Interest rates, inflation and property investor regulation in 2015

Interest rates are likely to remain at current levels throughout 2015, and any increase after that is likely to be slow. That’s the key message from the latest Reserve Bank interest announcement which left the Overnight Cash Rate (OCR) unchanged at 3.5%. That basically removes a significant risk factor for property investors, at least in the near future.

According to the Bank’s Monetary Policy Statement, interest rate increases are likely to be modest – less than 1% over the next three years. Earlier the Bank had predicted rises by the end of this year. There are two reasons for the change of view.

Crude oil prices are at their lowest level in five years. The simple fact is the world is now less dependent on oil from the 12 OPEC countries – it is losing its monopolistic influence over price. As detailed in Property Plus recently, the emergence of the USA as the world’s largest oil producer has changed the market pricing to one driven by demand and supply. Improvements in extraction technology have opened up new oil reserves and once again shown how innovation creates solutions unimaginable to those who warn of resource depletion. Lower crude oil prices are already benefiting motorists at the petrol pump and the benefits will soon flow through to lower freight costs and airfares.

Lower fuel costs will make the Reserve Bank much more confident that inflation will remain within its target range – inflation is not going to be a concern in 2015.

The second factor slowing down interest rates is the hit the economy will take because of a lower dairy payout. Last week Fonterra again reduced its forecast payout for the 2014/2015 season, this time by 60 cents to $4.70 per kg of milksolids (which is down $3.70 on last years record payout of $8.40).

The lower payout means a loss of farmer incomes of about $6.8 billion according to Dairy NZ figures. Given the average herd produces about 139,000kg milk solids, the average dairy farmer will be $500,000 worse off!  In Northland the total income loss will be $378m. That’s significant.

The lower payout follows a collapse in international dairy prices, down some 50% since the start of the year. If that were a share market index the media would be headlining a market crash! To make matters worse, the dairy sector is heavily geared. On average, sheep and beef farmers have 77% equity in their farm, but and dairy farmers have only 58%. Twenty percent of farmers have 50% of the industry’s debt!

At $4.70 rural commentators believe a quarter of farmers will struggle to pay their bills, and the 20% that have most of the debt will not be able to survive without the support of their bankers – they will be insolvent.

While farmers and the rural lending sector may be able to manage one season of low prices, the industry will be in serious trouble should that extend to two or three seasons.

Westpac is forecasting a payout of $6.20 for the 2015/16 season, but that assumes global milk prices will rise rapidly in 2015. Ominously, the NZX Dairy Futures market indicates whole milk powder will not exceed US$3,000 per tonne at all during 2015, and at the 2 December global auction the price declined 7.1% to US$2,229. The next dairy auction is on 16 December.
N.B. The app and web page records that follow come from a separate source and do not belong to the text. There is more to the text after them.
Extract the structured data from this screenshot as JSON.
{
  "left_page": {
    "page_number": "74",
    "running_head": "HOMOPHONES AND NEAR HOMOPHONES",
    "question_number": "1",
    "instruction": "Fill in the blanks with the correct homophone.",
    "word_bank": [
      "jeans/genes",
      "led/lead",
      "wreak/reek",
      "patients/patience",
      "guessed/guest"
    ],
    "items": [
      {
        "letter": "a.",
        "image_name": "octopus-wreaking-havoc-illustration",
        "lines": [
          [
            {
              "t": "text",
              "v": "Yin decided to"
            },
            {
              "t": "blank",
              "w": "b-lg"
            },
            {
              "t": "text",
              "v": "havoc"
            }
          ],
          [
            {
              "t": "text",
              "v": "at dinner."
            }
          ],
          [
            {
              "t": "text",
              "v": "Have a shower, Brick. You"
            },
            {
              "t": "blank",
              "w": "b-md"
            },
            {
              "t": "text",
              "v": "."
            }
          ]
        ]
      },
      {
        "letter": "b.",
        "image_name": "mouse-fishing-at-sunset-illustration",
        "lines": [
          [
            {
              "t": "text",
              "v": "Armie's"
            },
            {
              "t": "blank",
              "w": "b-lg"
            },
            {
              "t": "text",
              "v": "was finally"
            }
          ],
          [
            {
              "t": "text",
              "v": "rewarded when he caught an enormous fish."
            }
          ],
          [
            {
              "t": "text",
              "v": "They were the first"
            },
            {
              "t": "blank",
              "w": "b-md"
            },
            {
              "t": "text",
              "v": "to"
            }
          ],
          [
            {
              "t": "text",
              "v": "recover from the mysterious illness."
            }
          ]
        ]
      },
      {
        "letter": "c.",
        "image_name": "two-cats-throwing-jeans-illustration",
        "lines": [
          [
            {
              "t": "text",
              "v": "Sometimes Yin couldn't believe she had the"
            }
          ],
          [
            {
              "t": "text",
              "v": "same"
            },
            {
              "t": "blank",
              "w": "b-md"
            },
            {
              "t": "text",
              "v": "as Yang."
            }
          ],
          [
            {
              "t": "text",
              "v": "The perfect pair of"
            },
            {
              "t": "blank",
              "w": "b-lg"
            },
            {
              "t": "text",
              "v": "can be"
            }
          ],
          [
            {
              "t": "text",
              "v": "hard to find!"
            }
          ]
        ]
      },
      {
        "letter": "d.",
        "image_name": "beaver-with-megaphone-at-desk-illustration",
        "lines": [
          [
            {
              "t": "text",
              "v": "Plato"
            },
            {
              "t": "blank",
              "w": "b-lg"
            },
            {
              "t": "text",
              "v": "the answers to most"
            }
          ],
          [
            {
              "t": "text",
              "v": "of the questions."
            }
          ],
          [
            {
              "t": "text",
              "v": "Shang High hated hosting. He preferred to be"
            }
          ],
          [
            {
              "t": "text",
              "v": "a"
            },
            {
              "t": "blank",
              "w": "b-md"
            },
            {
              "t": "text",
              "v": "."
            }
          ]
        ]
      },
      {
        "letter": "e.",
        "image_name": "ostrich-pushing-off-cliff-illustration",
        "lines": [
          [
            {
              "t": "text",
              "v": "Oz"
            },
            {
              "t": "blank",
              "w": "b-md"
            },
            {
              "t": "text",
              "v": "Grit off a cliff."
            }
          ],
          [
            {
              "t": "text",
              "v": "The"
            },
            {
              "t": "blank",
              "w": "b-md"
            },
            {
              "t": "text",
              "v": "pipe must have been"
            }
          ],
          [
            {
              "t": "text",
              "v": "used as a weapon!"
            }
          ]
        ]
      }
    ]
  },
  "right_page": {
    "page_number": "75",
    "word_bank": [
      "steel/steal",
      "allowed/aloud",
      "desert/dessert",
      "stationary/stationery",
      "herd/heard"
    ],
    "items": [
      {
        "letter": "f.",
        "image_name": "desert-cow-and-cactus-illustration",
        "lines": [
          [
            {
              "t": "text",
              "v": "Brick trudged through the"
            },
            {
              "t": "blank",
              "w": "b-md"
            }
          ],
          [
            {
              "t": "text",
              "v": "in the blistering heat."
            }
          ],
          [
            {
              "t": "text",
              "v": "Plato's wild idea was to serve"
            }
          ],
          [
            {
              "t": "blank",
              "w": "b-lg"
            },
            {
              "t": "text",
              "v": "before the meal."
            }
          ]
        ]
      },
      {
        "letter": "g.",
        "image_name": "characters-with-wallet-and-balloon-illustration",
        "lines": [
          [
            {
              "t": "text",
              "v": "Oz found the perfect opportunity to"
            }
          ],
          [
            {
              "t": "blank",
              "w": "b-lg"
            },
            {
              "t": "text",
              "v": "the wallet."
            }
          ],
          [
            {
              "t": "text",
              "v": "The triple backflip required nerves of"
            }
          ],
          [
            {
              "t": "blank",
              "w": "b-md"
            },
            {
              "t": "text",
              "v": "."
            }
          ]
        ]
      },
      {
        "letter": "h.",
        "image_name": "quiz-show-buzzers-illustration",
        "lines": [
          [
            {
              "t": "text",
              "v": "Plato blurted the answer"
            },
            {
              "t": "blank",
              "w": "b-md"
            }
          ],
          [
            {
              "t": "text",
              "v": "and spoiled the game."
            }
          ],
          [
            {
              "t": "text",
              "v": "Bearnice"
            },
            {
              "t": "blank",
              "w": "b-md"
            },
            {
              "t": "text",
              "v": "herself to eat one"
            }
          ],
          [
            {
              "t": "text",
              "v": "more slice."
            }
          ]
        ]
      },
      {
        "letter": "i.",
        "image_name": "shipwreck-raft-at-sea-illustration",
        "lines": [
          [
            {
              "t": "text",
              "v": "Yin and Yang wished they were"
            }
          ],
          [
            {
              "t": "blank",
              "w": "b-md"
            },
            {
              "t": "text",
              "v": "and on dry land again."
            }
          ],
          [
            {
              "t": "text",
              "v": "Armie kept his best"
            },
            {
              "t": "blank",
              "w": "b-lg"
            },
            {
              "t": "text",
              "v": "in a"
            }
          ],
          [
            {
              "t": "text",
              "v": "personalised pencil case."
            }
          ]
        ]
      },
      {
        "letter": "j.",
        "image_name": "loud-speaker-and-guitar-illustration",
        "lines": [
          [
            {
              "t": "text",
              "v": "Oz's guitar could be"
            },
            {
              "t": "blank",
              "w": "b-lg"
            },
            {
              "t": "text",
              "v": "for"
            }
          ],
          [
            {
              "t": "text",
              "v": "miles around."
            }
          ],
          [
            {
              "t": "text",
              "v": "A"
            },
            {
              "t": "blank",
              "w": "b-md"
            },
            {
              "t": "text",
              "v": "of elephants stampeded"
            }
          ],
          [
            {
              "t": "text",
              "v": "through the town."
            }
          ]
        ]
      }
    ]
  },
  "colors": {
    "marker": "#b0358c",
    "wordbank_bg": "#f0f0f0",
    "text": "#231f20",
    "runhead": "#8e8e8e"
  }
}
In my view it is wishful thinking to expect a rapid rise in dairy prices. Having experienced a number of investment market crashes in the last few decades, the general trend is that it takes some time for prices to recover. I think that is a more realistic scenario than one that assumes a rapid recovery.

The loss of farming income will be serious for the provinces, but have little or no effect in Auckland, Wellington, and Christchurch. That will widen the economic divide between those cities and the rest of New Zealand and create a policy dilemma for politicians and the Reserve Bank: How do you revive economic activity in the provinces but control a rampant property investment market in Auckland? Some say it should be through immigration controls but it is more likely to be via lending regulations targeted to large (+5) residential property investors. That will most likely to be the focus of the Reserve Bank early next year.